REPUBLIKA.CO.ID, JAKARTA -- Politikus PDI Perjuangan, Arif mengatakan anggaran dana saksi dari perwakilan partai politik menjadi instrumen untuk kepentingan politik tertentu.
"Saya khawatir ini akan menjadi instrumen untuk 'political interest' tertentu, di mana menurut pandangan kami penyelenggara Pemilu sampai hari ini belum bisa berjalan secara mandiri dan independen," kata Arif di Gedung KPU Pusat Jakarta, Kamis (30/1).
Karenanya, dia menyatakan sikap PDI Perjuangan yang menolak jika pemerintah mengalokasikan Anggaran Pendapatan dan Belanja Negara (APBN) untuk membayar honor saksi dengan total anggaran sebesar Rp 700 miliar.
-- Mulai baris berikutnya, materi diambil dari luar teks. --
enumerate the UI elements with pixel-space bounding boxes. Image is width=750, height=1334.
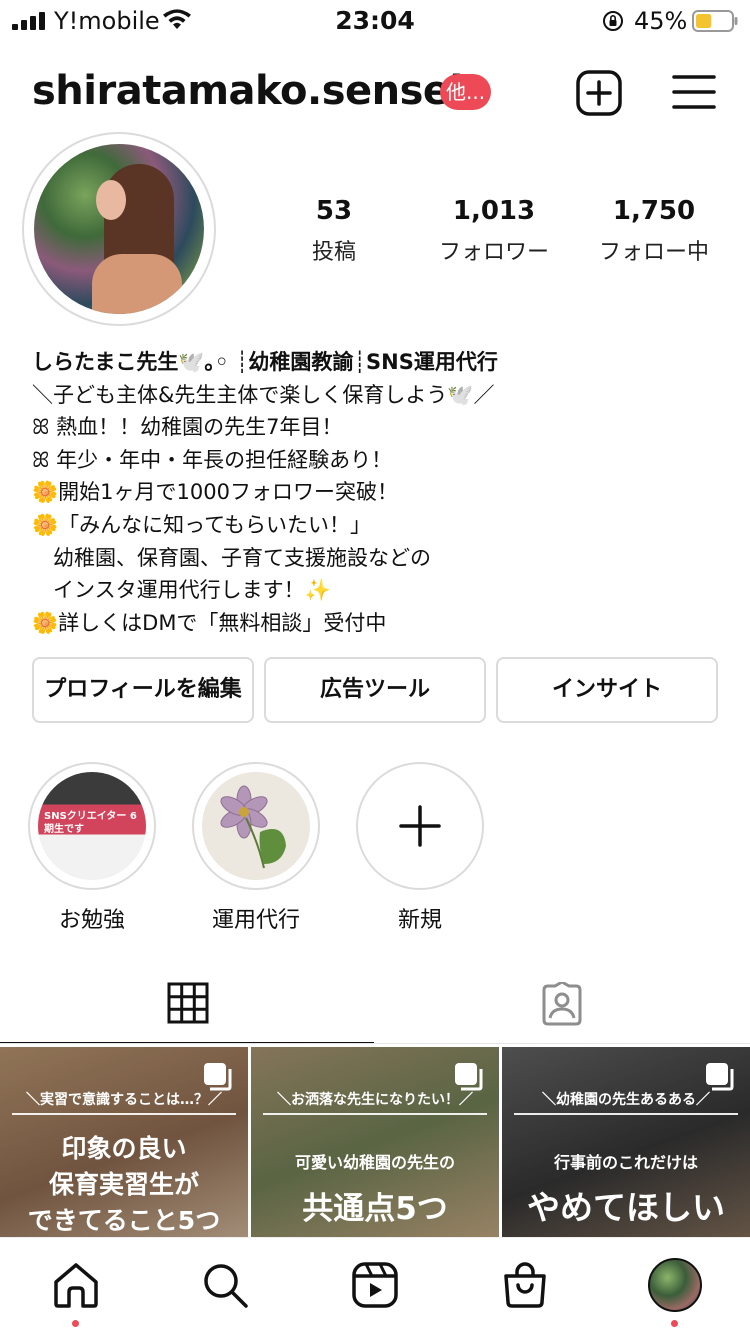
highlight-new[interactable]: 新規 [356,762,484,934]
highlight-label: お勉強 [58,908,125,933]
pressed-flower-icon [220,785,286,869]
menu-icon[interactable] [672,72,716,112]
bio-line: 🌼「みんなに知ってもらいたい！」 [32,512,372,537]
post-title-line: 共通点5つ [302,1191,448,1227]
highlight-management[interactable]: 運用代行 [192,762,320,934]
post-title-line: 保育実習生が [48,1170,199,1199]
bio-line: 🌼開始1ヶ月で1000フォロワー突破！ [32,480,398,505]
post-title-line: やめてほしい [527,1188,725,1227]
highlight-cover-text: SNSクリエイター 6期生です [44,811,137,835]
post-thumbnail[interactable]: ＼実習で意識することは…？／ 印象の良い 保育実習生が できてること5つ [0,1047,248,1237]
other-accounts-badge[interactable]: 他... [440,74,492,110]
posts-count-label: 投稿 [311,240,356,265]
followers-count-label: フォロワー [438,240,549,265]
bio-line: 🌼詳しくはDMで「無料相談」受付中 [32,610,387,635]
bio: しらたまこ先生🕊️｡◦ ┊幼稚園教諭┊SNS運用代行 ＼子ども主体&先生主体で楽… [32,346,732,639]
bio-line: 幼稚園、保育園、子育て支援施設などの [32,545,431,570]
bio-line: インスタ運用代行します！✨ [32,578,331,603]
divider [0,1043,750,1044]
ad-tools-button[interactable]: 広告ツール [264,657,486,723]
plus-icon [399,805,441,847]
following-count[interactable]: 1,750 フォロー中 [574,196,734,266]
followers-count[interactable]: 1,013 フォロワー [414,196,574,266]
insights-button[interactable]: インサイト [496,657,718,723]
battery-icon [692,10,738,32]
bio-line: ＼子ども主体&先生主体で楽しく保育しよう🕊️／ [32,382,495,407]
bottom-nav [0,1237,750,1334]
edit-profile-button[interactable]: プロフィールを編集 [32,657,254,723]
bio-name: しらたまこ先生🕊️｡◦ ┊幼稚園教諭┊SNS運用代行 [32,350,498,374]
highlight-cover [192,762,320,890]
profile-avatar[interactable] [648,1258,702,1312]
highlight-label: 運用代行 [211,908,300,933]
post-title-line: 印象の良い [61,1134,187,1163]
grid-icon [167,982,209,1024]
battery-percent: 45% [634,7,688,35]
username-switcher[interactable]: shiratamako.sensei [32,68,463,114]
post-subtitle: ＼お洒落な先生になりたい！／ [277,1092,473,1108]
post-title-line: できてること5つ [27,1206,221,1235]
following-count-label: フォロー中 [598,240,709,265]
highlight-cover [356,762,484,890]
bio-line: ꕤ 熱血！！幼稚園の先生7年目！ [32,415,343,440]
post-title-line: 可愛い幼稚園の先生の [294,1153,455,1172]
highlight-label: 新規 [397,908,442,933]
posts-count[interactable]: 53 投稿 [254,196,414,266]
orientation-lock-icon [603,11,623,31]
post-subtitle: ＼実習で意識することは…？／ [26,1092,222,1108]
profile-tabs [0,972,750,1044]
profile-header: shiratamako.sensei 他... [0,60,750,124]
home-icon[interactable] [51,1260,101,1310]
highlight-cover: SNSクリエイター 6期生です [28,762,156,890]
tab-tagged[interactable] [375,972,750,1044]
tab-posts-grid[interactable] [0,972,375,1044]
new-post-icon[interactable] [576,70,622,116]
tagged-icon [542,982,582,1026]
highlight-study[interactable]: SNSクリエイター 6期生です お勉強 [28,762,156,934]
posts-count-value: 53 [315,196,353,226]
status-bar: Y!mobile 23:04 45% [0,0,750,44]
post-thumbnail[interactable]: ＼お洒落な先生になりたい！／ 可愛い幼稚園の先生の 共通点5つ [251,1047,499,1237]
post-subtitle: ＼幼稚園の先生あるある／ [542,1092,710,1108]
notification-dot [671,1320,678,1327]
followers-count-value: 1,013 [452,196,536,226]
bio-line: ꕤ 年少・年中・年長の担任経験あり！ [32,447,393,472]
post-thumbnail[interactable]: ＼幼稚園の先生あるある／ 行事前のこれだけは やめてほしい [502,1047,750,1237]
search-icon[interactable] [200,1260,250,1310]
notification-dot [72,1320,79,1327]
shop-icon[interactable] [500,1260,550,1310]
reels-icon[interactable] [350,1260,400,1310]
post-title-line: 行事前のこれだけは [553,1153,698,1172]
following-count-value: 1,750 [612,196,696,226]
profile-avatar[interactable] [34,144,204,314]
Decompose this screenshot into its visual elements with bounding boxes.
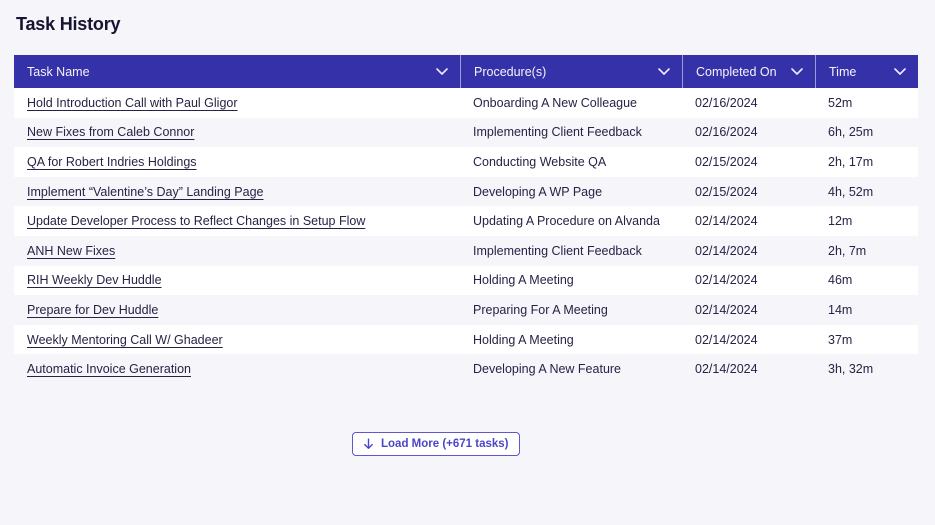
completed-on-cell: 02/14/2024 xyxy=(695,302,758,317)
task-link[interactable]: Automatic Invoice Generation xyxy=(27,362,191,376)
completed-on-cell: 02/14/2024 xyxy=(695,332,758,347)
column-header-completed-on[interactable]: Completed On xyxy=(682,55,815,88)
time-cell: 37m xyxy=(828,332,853,347)
task-link[interactable]: QA for Robert Indries Holdings xyxy=(27,155,197,169)
task-link[interactable]: Hold Introduction Call with Paul Gligor xyxy=(27,96,238,110)
procedure-cell: Implementing Client Feedback xyxy=(473,243,642,258)
task-name-cell: Weekly Mentoring Call W/ Ghadeer xyxy=(14,325,460,355)
table-row: Weekly Mentoring Call W/ Ghadeer Holding… xyxy=(14,324,918,355)
column-header-time[interactable]: Time xyxy=(815,55,918,88)
task-link[interactable]: Update Developer Process to Reflect Chan… xyxy=(27,214,365,228)
task-link[interactable]: ANH New Fixes xyxy=(27,244,115,258)
column-header-label: Task Name xyxy=(27,64,90,79)
procedure-cell: Holding A Meeting xyxy=(473,273,574,288)
task-link[interactable]: RIH Weekly Dev Huddle xyxy=(27,273,162,287)
table-row: ANH New Fixes Implementing Client Feedba… xyxy=(14,235,918,266)
completed-on-cell: 02/16/2024 xyxy=(695,125,758,140)
procedure-cell: Updating A Procedure on Alvanda xyxy=(473,214,660,229)
load-more-container: Load More (+671 tasks) xyxy=(352,431,935,456)
chevron-down-icon[interactable] xyxy=(658,68,670,75)
table-row: New Fixes from Caleb Connor Implementing… xyxy=(14,117,918,148)
table-row: Automatic Invoice Generation Developing … xyxy=(14,354,918,384)
table-row: Prepare for Dev Huddle Preparing For A M… xyxy=(14,295,918,325)
procedure-cell: Implementing Client Feedback xyxy=(473,125,642,140)
task-name-cell: New Fixes from Caleb Connor xyxy=(14,118,460,148)
column-header-label: Time xyxy=(829,64,857,79)
task-link[interactable]: Implement “Valentine’s Day” Landing Page xyxy=(27,185,263,199)
table-row: Implement “Valentine’s Day” Landing Page… xyxy=(14,176,918,207)
arrow-down-icon xyxy=(364,438,373,449)
procedure-cell: Onboarding A New Colleague xyxy=(473,95,638,110)
task-name-cell: ANH New Fixes xyxy=(14,236,460,266)
time-cell: 2h, 7m xyxy=(828,243,867,258)
table-header-row: Task Name Procedure(s) Completed On Time xyxy=(14,55,918,88)
completed-on-cell: 02/14/2024 xyxy=(695,243,758,258)
completed-on-cell: 02/14/2024 xyxy=(695,214,758,229)
task-name-cell: RIH Weekly Dev Huddle xyxy=(14,266,460,296)
chevron-down-icon[interactable] xyxy=(436,68,448,75)
task-link[interactable]: Weekly Mentoring Call W/ Ghadeer xyxy=(27,333,223,347)
task-name-cell: Automatic Invoice Generation xyxy=(14,354,460,384)
table-row: Update Developer Process to Reflect Chan… xyxy=(14,206,918,236)
completed-on-cell: 02/14/2024 xyxy=(695,362,758,377)
procedure-cell: Developing A WP Page xyxy=(473,184,603,199)
column-header-label: Completed On xyxy=(696,64,777,79)
time-cell: 2h, 17m xyxy=(828,154,874,169)
load-more-label: Load More (+671 tasks) xyxy=(381,437,509,450)
task-history-table: Task Name Procedure(s) Completed On Time… xyxy=(14,55,918,384)
task-name-cell: Implement “Valentine’s Day” Landing Page xyxy=(14,177,460,207)
column-header-task-name[interactable]: Task Name xyxy=(14,55,460,88)
column-header-label: Procedure(s) xyxy=(474,64,547,79)
time-cell: 52m xyxy=(828,95,853,110)
load-more-button[interactable]: Load More (+671 tasks) xyxy=(352,431,520,456)
column-header-procedures[interactable]: Procedure(s) xyxy=(460,55,682,88)
table-row: Hold Introduction Call with Paul Gligor … xyxy=(14,88,918,118)
task-link[interactable]: New Fixes from Caleb Connor xyxy=(27,125,194,139)
completed-on-cell: 02/14/2024 xyxy=(695,273,758,288)
table-row: RIH Weekly Dev Huddle Holding A Meeting … xyxy=(14,265,918,296)
time-cell: 3h, 32m xyxy=(828,362,874,377)
task-name-cell: Hold Introduction Call with Paul Gligor xyxy=(14,88,460,118)
completed-on-cell: 02/15/2024 xyxy=(695,154,758,169)
task-name-cell: Prepare for Dev Huddle xyxy=(14,295,460,325)
procedure-cell: Preparing For A Meeting xyxy=(473,302,608,317)
completed-on-cell: 02/16/2024 xyxy=(695,95,758,110)
procedure-cell: Holding A Meeting xyxy=(473,332,574,347)
time-cell: 6h, 25m xyxy=(828,125,874,140)
time-cell: 14m xyxy=(828,302,853,317)
page-title: Task History xyxy=(16,14,121,34)
task-name-cell: QA for Robert Indries Holdings xyxy=(14,147,460,177)
chevron-down-icon[interactable] xyxy=(894,68,906,75)
task-link[interactable]: Prepare for Dev Huddle xyxy=(27,303,158,317)
procedure-cell: Conducting Website QA xyxy=(473,154,607,169)
time-cell: 4h, 52m xyxy=(828,184,874,199)
chevron-down-icon[interactable] xyxy=(791,68,803,75)
time-cell: 12m xyxy=(828,214,853,229)
table-row: QA for Robert Indries Holdings Conductin… xyxy=(14,147,918,177)
task-name-cell: Update Developer Process to Reflect Chan… xyxy=(14,206,460,236)
time-cell: 46m xyxy=(828,273,853,288)
procedure-cell: Developing A New Feature xyxy=(473,362,622,377)
completed-on-cell: 02/15/2024 xyxy=(695,184,758,199)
Arif berkata, saksi Pemilu dari partai bukan merupakan profesi, sehingga tidak perlu diberi honor. Selain itu, menghadirkan saksi di setiap TPS menjadi tanggung jawab internal partai karena tujuannya untuk menjaga perolehan suara caleg di partai bersangkutan tidak dimanipulasi.
"Tidak perlu ada intervensi dari Negara, jadi anggaran saksi parpol yang dibiayai Negara itu sama saja dengan program BLT (Bantuan Langsung Tunai), BLSM (Bantuan Langsung Sementara Masyarakat) dan tenaga bayaran," ucapnya.
Karenanya, negara tidak perlu mengeluarkan uang untuk membiayai honor saksi dari perwakilan parpol.
Badan Pengawas Pemilu (Bawaslu) menganggarkan Rp 700 miliar untuk membiayai saksi dari partai politik di seluruh TPS. Ketua Bawaslu Muhammad mengatakan honor saksi itu diperlukan karena ada keluhan-keluhan dari parpol yang tidak mampu membayar saksi.
"Itu keluhan dari parpol, dan Pemerintah juga mengakomodasi anggaran saksi parpol di setiap TPS. Nanti di setiap TPS ada 12 saksi dari parpol peserta Pemilu. Anggaran saksi parpol Rp100 ribu untuk satu orang," ujar Muhammad.